Rutland Mental Health is one of 11 designated agencies the state contracts with to provide community-based counseling services, substance abuse treatment, and a variety of programs for the developmentally disabled. In Rutland County, about 3,000 adults and children receive services.
But last summer, the Rutland nonprofit came close to losing its state accreditation and more than $20 million in funding. Complaints of long wait times for mental health services, communication breakdowns, high staff turnover, and a toxic work environment boiled over. Former CEO Dan Quinn resigned and several top executives retired or left the area.
Corrective measures taken by Rutland Mental Health under its current CEO Dick Courcelle have restored the state’s confidence. But Courcelle admits there's still a big problem: a lack of funding to pay staff fairly.
He says the agency is rebuilding its top management team and has worked closely with Vermont's Department of Mental Health and the Department of Disabilities, Aging and Independent Living.
Those efforts, say Courcelle, have helped Rutland Mental Health improve communication and outcomes and forge stronger ties with the state.
He says staff are working to improve governance and foster a culture where employees feel appreciated and heard.
But Courcelle says everything is more difficult when you’re grappling with a staff turnover rate higher than 27 percent.
“When you’re paying someone $11.65 an hour and they’re working with a very challenging individual, you only want to do that work for so long,” admits Courcelle.
Sitting in his Rutland office, Courcelle explains that state-funded Medicaid pays for most of their services, yet reimbursement rates have not kept up with rising costs. “The entire designated agency system in the state of Vermont [is] in peril with respect to its employee turnover rate, because we’re not able to keep employees due to funding and pay," he says.
Courcelle concedes that social work is not known to be a lucrative career, but he says too many of his employees work a second or third job just to make ends meet. And he says Rutland Mental Health constantly loses staff to other state agencies where pay rates are significantly higher.
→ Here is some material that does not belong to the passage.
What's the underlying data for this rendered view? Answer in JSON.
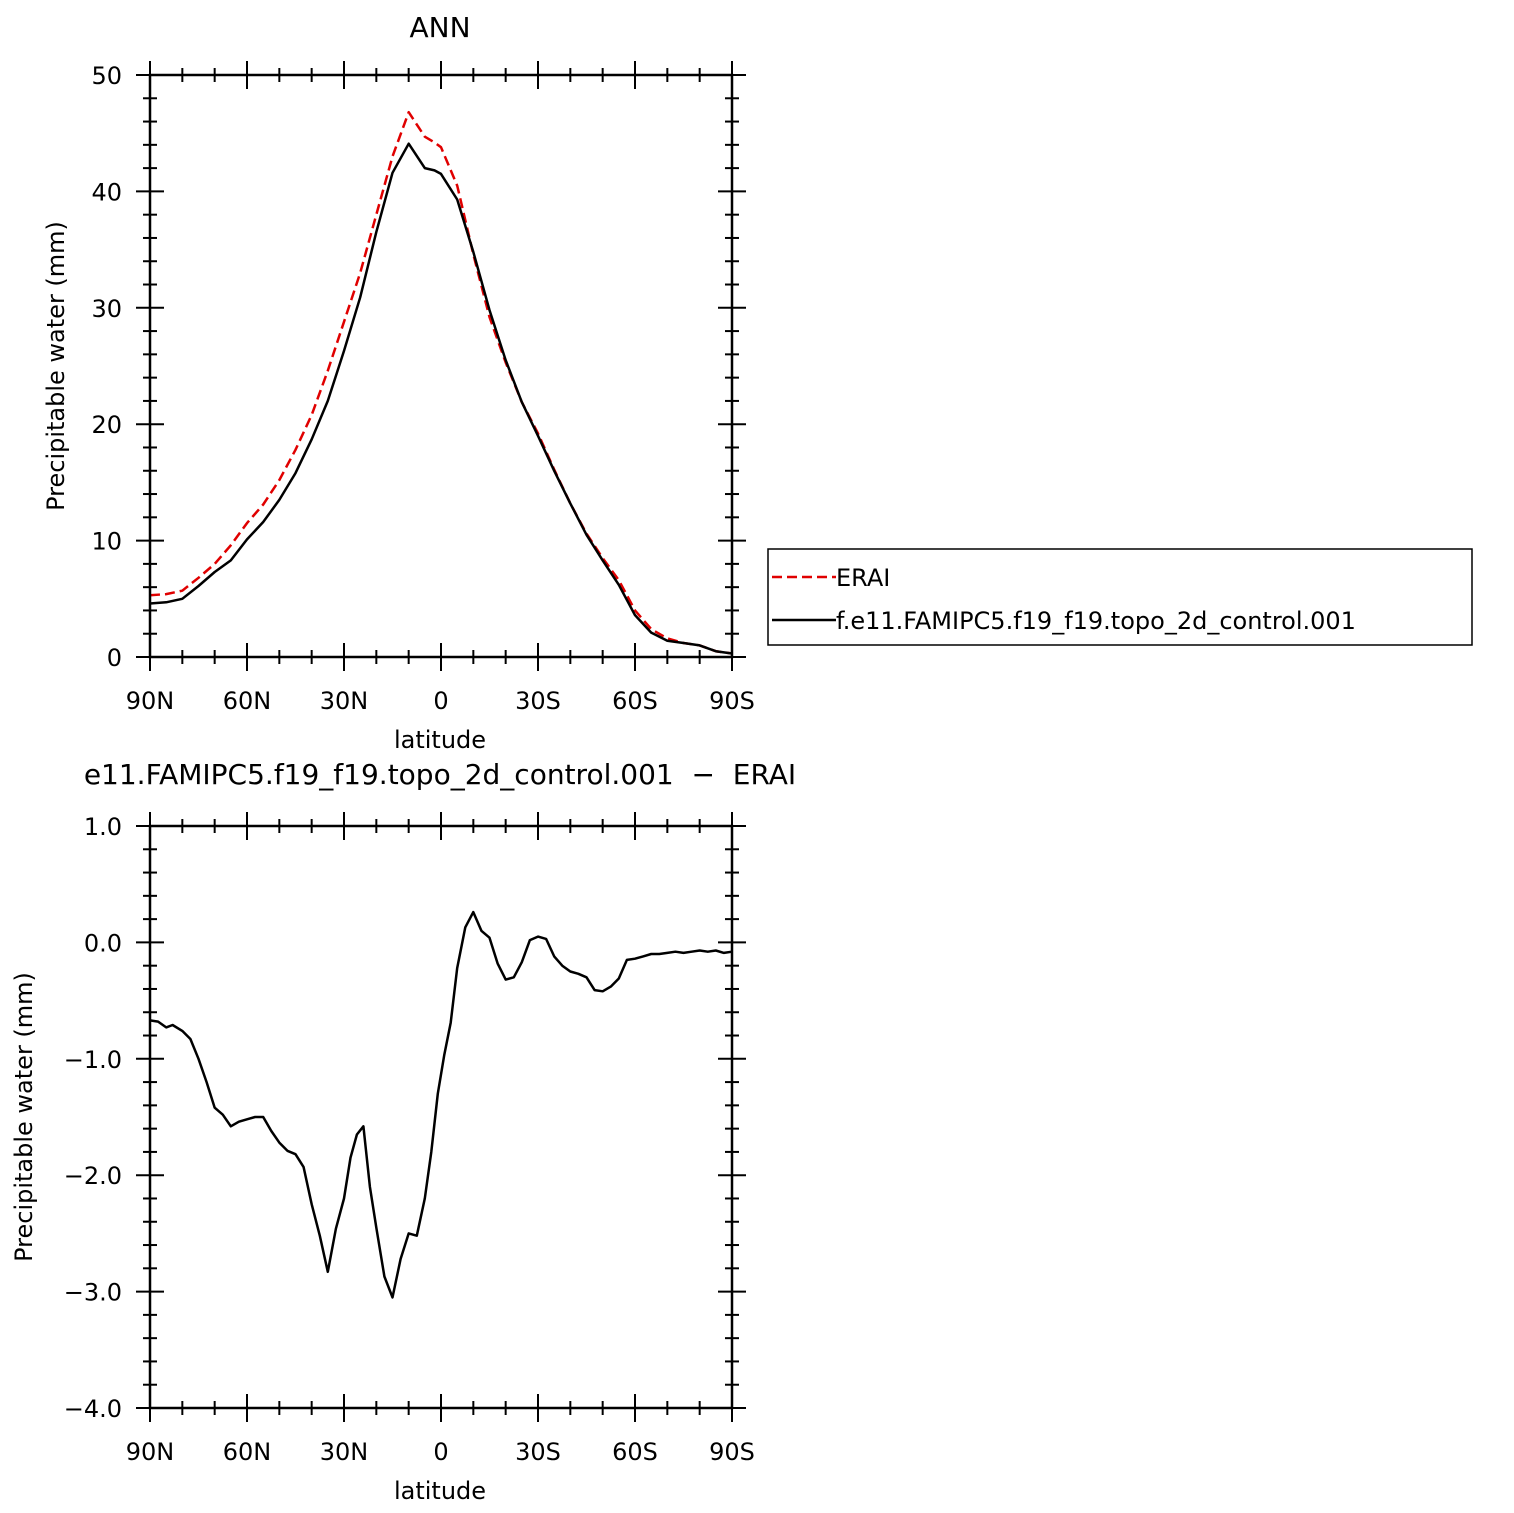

"The entire designated agency system in the state of Vermont [is] in peril with respect to its employee turnover rate, because we're not able to keep employees due to funding and pay." - Dick Courcelle, Rutland Mental Health CEO
"Yet we are doing the business of the state of Vermont," says Courcelle. "And if we didn’t do this work, then who would?”
Nick Emlen is mental health services director for Vermont Care Partners, a group that advocates for the designated agencies.
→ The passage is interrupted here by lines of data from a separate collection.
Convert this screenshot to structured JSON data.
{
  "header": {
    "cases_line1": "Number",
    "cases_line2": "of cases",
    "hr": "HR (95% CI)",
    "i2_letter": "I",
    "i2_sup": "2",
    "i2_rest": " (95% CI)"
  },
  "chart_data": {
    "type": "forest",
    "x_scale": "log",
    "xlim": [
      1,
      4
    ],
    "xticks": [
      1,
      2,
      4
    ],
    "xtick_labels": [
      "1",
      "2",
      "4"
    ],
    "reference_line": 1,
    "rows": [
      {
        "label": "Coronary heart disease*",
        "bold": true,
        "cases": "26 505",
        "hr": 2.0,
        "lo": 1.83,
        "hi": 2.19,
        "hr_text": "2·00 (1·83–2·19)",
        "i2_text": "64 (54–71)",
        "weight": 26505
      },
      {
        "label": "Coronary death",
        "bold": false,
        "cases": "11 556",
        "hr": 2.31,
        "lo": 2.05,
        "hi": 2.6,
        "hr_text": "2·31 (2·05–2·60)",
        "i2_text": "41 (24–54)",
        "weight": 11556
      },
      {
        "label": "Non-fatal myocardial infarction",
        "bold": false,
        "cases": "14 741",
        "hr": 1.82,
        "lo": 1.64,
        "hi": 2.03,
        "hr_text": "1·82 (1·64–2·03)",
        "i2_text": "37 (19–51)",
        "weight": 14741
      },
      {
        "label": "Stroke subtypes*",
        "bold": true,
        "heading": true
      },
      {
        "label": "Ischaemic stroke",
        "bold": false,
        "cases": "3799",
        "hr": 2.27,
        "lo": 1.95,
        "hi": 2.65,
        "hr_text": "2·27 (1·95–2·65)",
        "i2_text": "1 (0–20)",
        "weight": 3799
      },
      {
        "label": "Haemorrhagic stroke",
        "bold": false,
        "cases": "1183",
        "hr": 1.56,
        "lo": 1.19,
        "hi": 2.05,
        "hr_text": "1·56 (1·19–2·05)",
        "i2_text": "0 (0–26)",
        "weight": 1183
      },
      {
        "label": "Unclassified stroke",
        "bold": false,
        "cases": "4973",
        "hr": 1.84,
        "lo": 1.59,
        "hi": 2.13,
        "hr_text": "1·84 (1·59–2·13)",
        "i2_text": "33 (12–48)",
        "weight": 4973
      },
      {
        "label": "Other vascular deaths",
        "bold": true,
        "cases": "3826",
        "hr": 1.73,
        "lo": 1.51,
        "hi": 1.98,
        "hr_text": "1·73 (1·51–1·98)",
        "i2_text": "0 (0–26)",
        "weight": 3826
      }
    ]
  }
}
“I’ve been in this job for 15 years," he says. "I pride myself in not indulging in hyperbole. But I was at a monthly meeting of program directors in Waterbury and they were basically saying, ‘We are scared.' And hearing that, I’m scared."
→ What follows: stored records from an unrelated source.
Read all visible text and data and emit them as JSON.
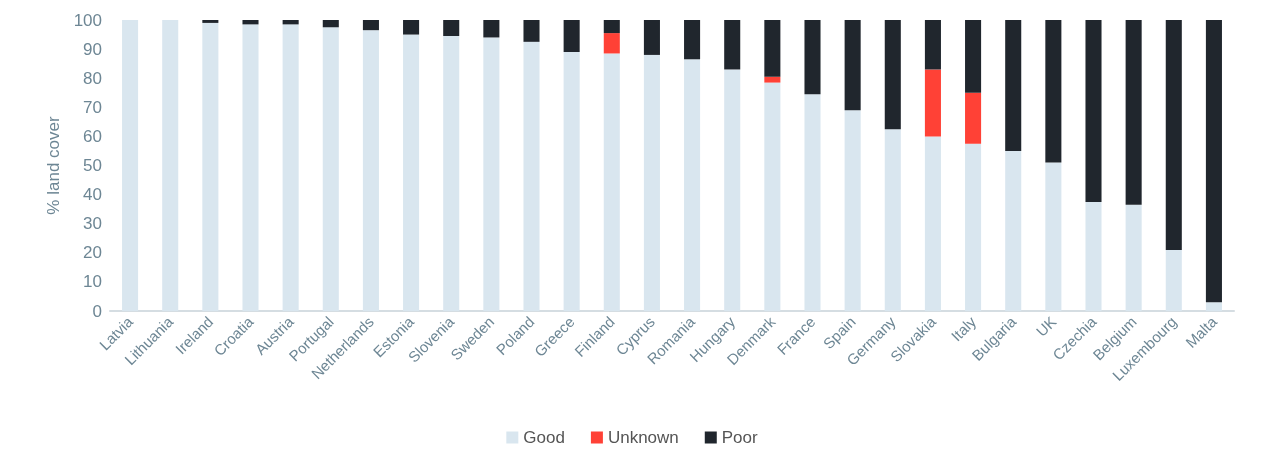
{
  "chart_data": {
    "type": "bar",
    "stacked": true,
    "ylabel": "% land cover",
    "ylim": [
      0,
      100
    ],
    "yticks": [
      0,
      10,
      20,
      30,
      40,
      50,
      60,
      70,
      80,
      90,
      100
    ],
    "grid": false,
    "legend": "bottom",
    "categories": [
      "Latvia",
      "Lithuania",
      "Ireland",
      "Croatia",
      "Austria",
      "Portugal",
      "Netherlands",
      "Estonia",
      "Slovenia",
      "Sweden",
      "Poland",
      "Greece",
      "Finland",
      "Cyprus",
      "Romania",
      "Hungary",
      "Denmark",
      "France",
      "Spain",
      "Germany",
      "Slovakia",
      "Italy",
      "Bulgaria",
      "UK",
      "Czechia",
      "Belgium",
      "Luxembourg",
      "Malta"
    ],
    "series": [
      {
        "name": "Good",
        "color": "#d9e6ef",
        "values": [
          100,
          100,
          99,
          98.5,
          98.5,
          97.5,
          96.5,
          95,
          94.5,
          94,
          92.5,
          89,
          88.5,
          88,
          86.5,
          83,
          78.5,
          74.5,
          69,
          62.5,
          60,
          57.5,
          55,
          51,
          37.5,
          36.5,
          21,
          3
        ]
      },
      {
        "name": "Unknown",
        "color": "#ff4136",
        "values": [
          0,
          0,
          0,
          0,
          0,
          0,
          0,
          0,
          0,
          0,
          0,
          0,
          7,
          0,
          0,
          0,
          2,
          0,
          0,
          0,
          23,
          17.5,
          0,
          0,
          0,
          0,
          0,
          0
        ]
      },
      {
        "name": "Poor",
        "color": "#20262d",
        "values": [
          0,
          0,
          1,
          1.5,
          1.5,
          2.5,
          3.5,
          5,
          5.5,
          6,
          7.5,
          11,
          4.5,
          12,
          13.5,
          17,
          19.5,
          25.5,
          31,
          37.5,
          17,
          25,
          45,
          49,
          62.5,
          63.5,
          79,
          97
        ]
      }
    ]
  }
}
What's scaring people, Emlen says, “is the number of staff vacancies. Because their staff is leaving, because of low salaries.”
Wilda White, executive director of Vermont Psychiatric Survivors, an advocacy group based in Rutland, says if you peel away that low wage you’ll find something more sinister: “Beneath that low wage is another structural problem, a rampant, unchecked, un-talked-about discrimination against people with mental health challenges and those who are employed to help us.”
That discrimination, she continues, means those who suffer from mental illness have little political power to boost funding levels.
“Part of what we have been trying to do with our dialog with the agencies is ask, 'What can we do differently?'" says Frank Reed, commissioner of Vermont’s Department of Mental Health. "How can we work with the designated agency system to provide the highest priority services, and do it in the most cost-effective way and preserve what’s critical? And then, the things that are less critical, to maybe not do as much of."
The hard part is deciding what’s less critical.